San Francisco venture capital firm Breakout Ventures announced the close of a $114 million fund to support founder-led companies working at the nexus of science and artificial intelligence.
Breakout’s Fund III brings together new investors Jimco and Korea Omega Investment Corporation alongside returning partners Cortes Capital, S-Cubed Capital, The Kraft Group, Pinegrove Venture Partners and an affiliate of LH Capital.
The new fund is being actively deployed, with seed investments already being handed out to several startups, including a stealth-mode company spun out of the University of Chicago focused on small-molecule discoveries using computationally enhanced chemical analysis.
Breakout Managing Partner Julia Moore called Fund III the firm’s most ambitious chapter yet, supporting founders “doing the most valuable work in science and technology today.”
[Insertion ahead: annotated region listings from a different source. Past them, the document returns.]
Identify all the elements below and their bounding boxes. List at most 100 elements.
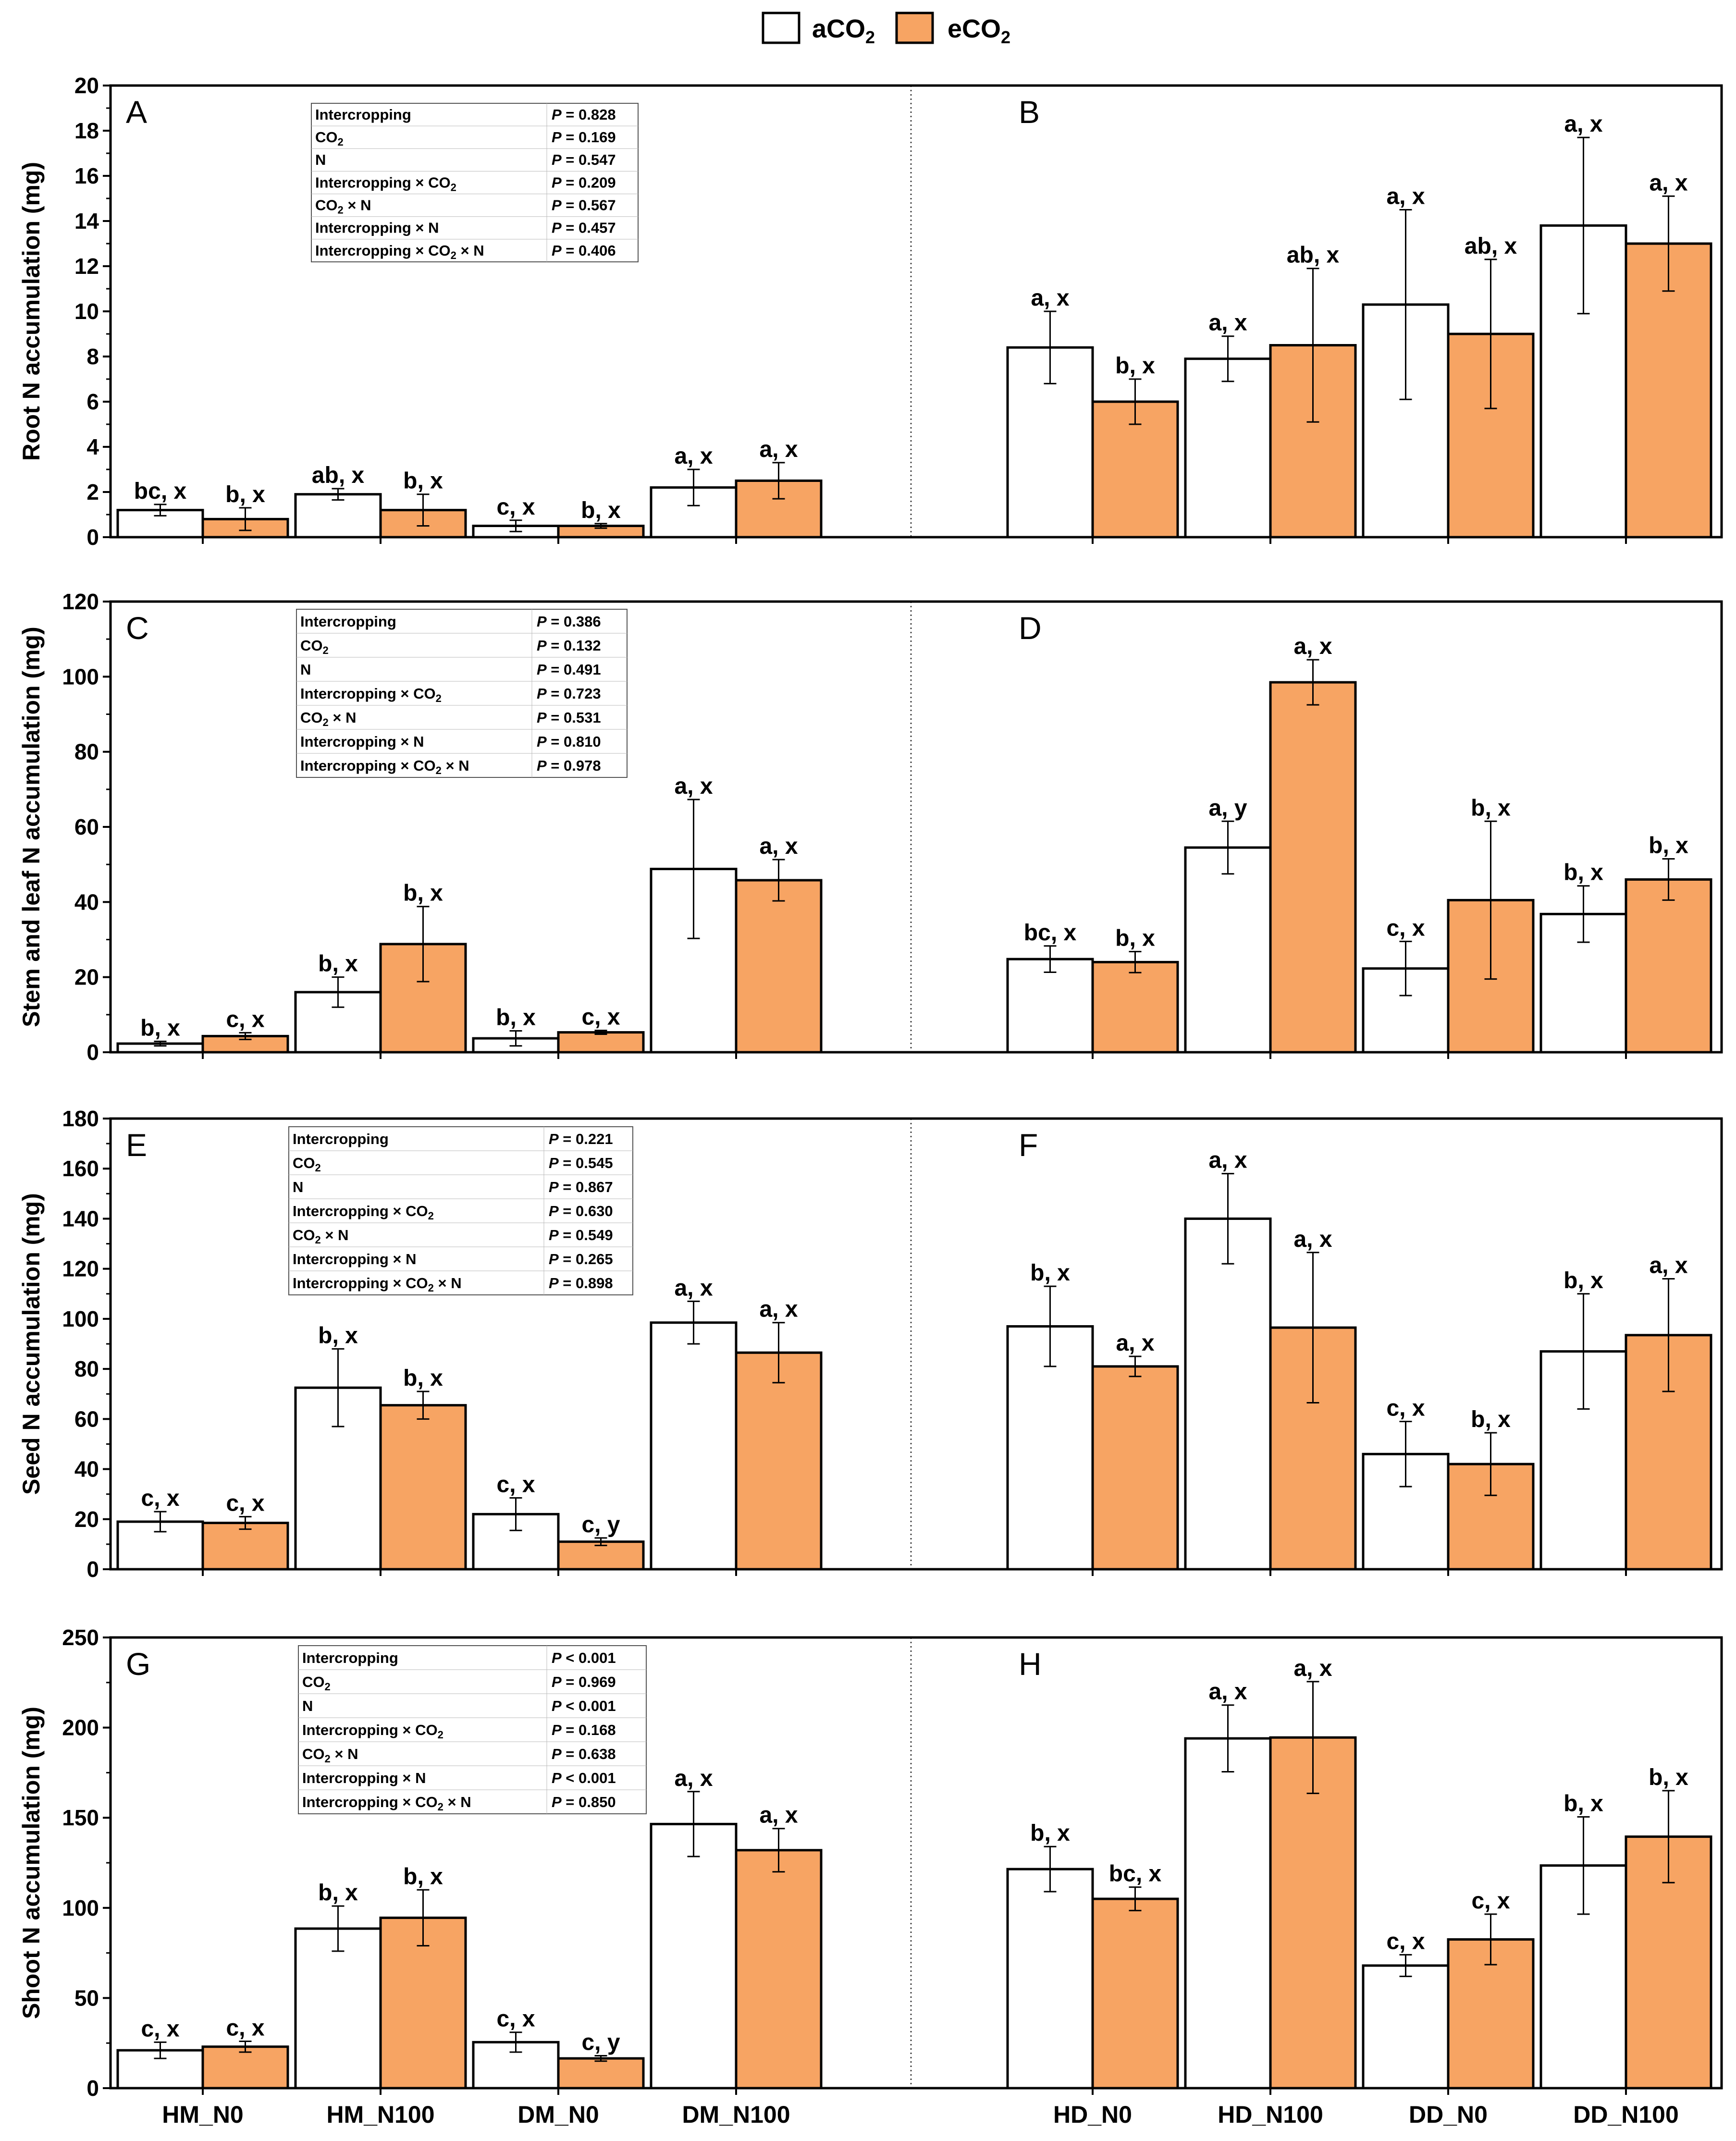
error-bar-HM_N100-aCO2 xyxy=(332,1348,345,1427)
panel-letter-right: B xyxy=(1019,94,1040,130)
stats-row-label: N xyxy=(300,661,311,678)
error-bar-DD_N100-aCO2 xyxy=(1577,1293,1590,1410)
letter-label-HM_N0-eCO2: c, x xyxy=(226,2015,264,2041)
stats-row-value: P = 0.209 xyxy=(552,174,616,191)
bar-DD_N100-eCO2 xyxy=(1625,878,1712,1054)
error-bar-HD_N0-aCO2 xyxy=(1044,1285,1057,1367)
stats-row-label: Intercropping × CO2 xyxy=(315,174,456,193)
error-bar-DM_N0-aCO2 xyxy=(509,1030,522,1047)
letter-label-HM_N0-eCO2: b, x xyxy=(225,482,265,507)
x-tick-label-HM_N100: HM_N100 xyxy=(326,2101,434,2128)
bar-HD_N0-aCO2 xyxy=(1006,958,1094,1054)
y-tick-label: 180 xyxy=(62,1106,99,1131)
letter-label-DD_N100-aCO2: b, x xyxy=(1564,860,1603,886)
error-bar-DM_N100-aCO2 xyxy=(687,1300,700,1345)
letter-label-HD_N100-eCO2: a, x xyxy=(1293,1227,1332,1252)
stats-row-label: Intercropping × CO2 xyxy=(300,685,442,704)
letter-label-DM_N100-eCO2: a, x xyxy=(759,1803,798,1828)
letter-label-HM_N0-eCO2: c, x xyxy=(226,1491,264,1516)
y-tick-label: 80 xyxy=(74,1356,99,1381)
y-tick-label: 16 xyxy=(74,163,99,188)
panel-4: c, x c, x b, x b, x c, x c, y a, x a, x b, x bc, … xyxy=(18,1625,1723,2101)
error-bar-HM_N0-aCO2 xyxy=(154,2041,167,2059)
stats-row-value: P = 0.491 xyxy=(537,661,601,678)
stats-row-label: N xyxy=(302,1698,313,1714)
y-tick-label: 100 xyxy=(62,1895,99,1920)
error-bar-HD_N0-aCO2 xyxy=(1044,945,1057,973)
letter-label-HD_N100-aCO2: a, x xyxy=(1208,310,1247,336)
error-bar-DD_N0-eCO2 xyxy=(1484,258,1497,409)
error-bar-DM_N0-eCO2 xyxy=(594,1537,607,1546)
y-tick-label: 18 xyxy=(74,118,99,143)
error-bar-HD_N0-eCO2 xyxy=(1129,1355,1142,1378)
letter-label-DM_N0-aCO2: c, x xyxy=(496,2006,535,2032)
stats-row-label: Intercropping × CO2 × N xyxy=(293,1275,462,1294)
stats-row-value: P = 0.547 xyxy=(552,151,616,168)
letter-label-DM_N0-aCO2: b, x xyxy=(496,1005,536,1030)
stats-row-label: Intercropping xyxy=(300,613,396,630)
letter-label-HM_N100-aCO2: ab, x xyxy=(312,463,365,488)
error-bar-HM_N0-eCO2 xyxy=(239,1032,252,1040)
error-bar-DM_N100-aCO2 xyxy=(687,1791,700,1858)
error-bar-HD_N0-eCO2 xyxy=(1129,1886,1142,1911)
letter-label-DD_N0-eCO2: b, x xyxy=(1471,795,1511,821)
letter-label-DD_N100-aCO2: a, x xyxy=(1564,111,1602,137)
letter-label-HD_N0-eCO2: bc, x xyxy=(1109,1861,1162,1887)
letter-label-HM_N100-aCO2: b, x xyxy=(318,1323,358,1348)
letter-label-DM_N100-aCO2: a, x xyxy=(674,1275,713,1301)
bar-HD_N0-eCO2 xyxy=(1091,960,1179,1054)
stats-row-label: N xyxy=(293,1179,303,1195)
letter-label-DM_N0-aCO2: c, x xyxy=(496,494,535,520)
panel-letter-left: C xyxy=(126,610,149,646)
letter-label-DM_N100-eCO2: a, x xyxy=(759,1297,798,1322)
error-bar-HD_N0-aCO2 xyxy=(1044,310,1057,384)
stats-row-label: Intercropping × N xyxy=(300,733,424,750)
letter-label-HD_N100-eCO2: a, x xyxy=(1293,1656,1332,1681)
stats-row-label: Intercropping × CO2 × N xyxy=(302,1794,471,1813)
panel-1: bc, x b, x ab, x b, x c, x b, x a, x a, x a, x b,… xyxy=(18,73,1723,550)
panel-letter-left: E xyxy=(126,1127,147,1163)
x-tick-label-DM_N100: DM_N100 xyxy=(682,2101,790,2128)
letter-label-DD_N0-aCO2: c, x xyxy=(1386,1396,1425,1421)
error-bar-DD_N0-eCO2 xyxy=(1484,1432,1497,1496)
y-tick-label: 100 xyxy=(62,664,99,689)
letter-label-HD_N0-aCO2: bc, x xyxy=(1024,920,1077,946)
letter-label-DD_N100-aCO2: b, x xyxy=(1564,1791,1603,1816)
stats-row-value: P = 0.867 xyxy=(549,1179,613,1195)
stats-table: Intercropping P = 0.828 CO2 P = 0.169 N P = 0… xyxy=(311,103,639,262)
bar-HD_N100-eCO2 xyxy=(1269,1736,1357,2090)
legend-swatch-eCO2 xyxy=(895,12,934,44)
letter-label-HD_N100-aCO2: a, x xyxy=(1208,1679,1247,1705)
bar-HM_N100-aCO2 xyxy=(294,1927,382,2090)
legend: aCO2 eCO2 xyxy=(762,12,1010,47)
error-bar-DD_N0-eCO2 xyxy=(1484,1913,1497,1966)
error-bar-DM_N0-eCO2 xyxy=(594,2055,607,2062)
y-axis-label: Stem and leaf N accumulation (mg) xyxy=(18,627,45,1027)
letter-label-DD_N0-eCO2: b, x xyxy=(1471,1407,1511,1432)
error-bar-DD_N0-aCO2 xyxy=(1399,940,1412,997)
y-tick-label: 250 xyxy=(62,1625,99,1650)
error-bar-HD_N100-eCO2 xyxy=(1306,1681,1319,1795)
error-bar-DD_N100-aCO2 xyxy=(1577,885,1590,943)
error-bar-DM_N0-aCO2 xyxy=(509,1497,522,1531)
y-tick-label: 0 xyxy=(86,525,99,550)
stats-row-value: P = 0.549 xyxy=(549,1227,613,1243)
y-tick-label: 0 xyxy=(86,1040,99,1065)
y-tick-label: 10 xyxy=(74,299,99,324)
y-tick-label: 12 xyxy=(74,254,99,279)
stats-row-label: Intercropping × CO2 xyxy=(293,1203,434,1222)
error-bar-HD_N100-eCO2 xyxy=(1306,1252,1319,1403)
stats-row-value: P = 0.969 xyxy=(552,1673,616,1690)
stats-row-label: N xyxy=(315,151,326,168)
letter-label-DD_N0-aCO2: a, x xyxy=(1386,184,1425,209)
bar-DM_N0-eCO2 xyxy=(557,2057,645,2090)
y-tick-label: 40 xyxy=(74,889,99,914)
error-bar-DD_N100-aCO2 xyxy=(1577,136,1590,315)
error-bar-HD_N0-aCO2 xyxy=(1044,1846,1057,1893)
letter-label-HD_N0-eCO2: a, x xyxy=(1116,1330,1154,1356)
bar-DM_N100-aCO2 xyxy=(650,1822,738,2090)
error-bar-HD_N100-aCO2 xyxy=(1221,820,1234,875)
stats-row-value: P = 0.850 xyxy=(552,1794,616,1810)
letter-label-DM_N0-eCO2: c, y xyxy=(581,1512,620,1538)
Breakout founder and Managing Partner Lindy Fishburne described the firm’s investment approach to Fierce Biotech in 2023, saying Breakout asks prospective portfolio companies for detailed plans on how they will use the funds, measure milestones and achieve market validation. Breakout also views past investments to determine whether the companies met their previously stated goals.
Breakout’s new fund builds on the success of its second iteration, launched in 2021. Breakout’s Fund II was the lead investor in monoclonal antibody delivery technology company Surf Bio, which Halozyme Therapeutics acquired for $300 million upfront plus $100 million in milestone payments in January.
Breakout was also an investor in Noetik, which licensed two cancer research foundation models to GSK for $50 million upfront in early 2026.
Breakout’s first fund scored a win with medical diagnostics company Cytovale, which developed the first FDA-approved AI-powered rapid sepsis diagnostic used in emergency departments.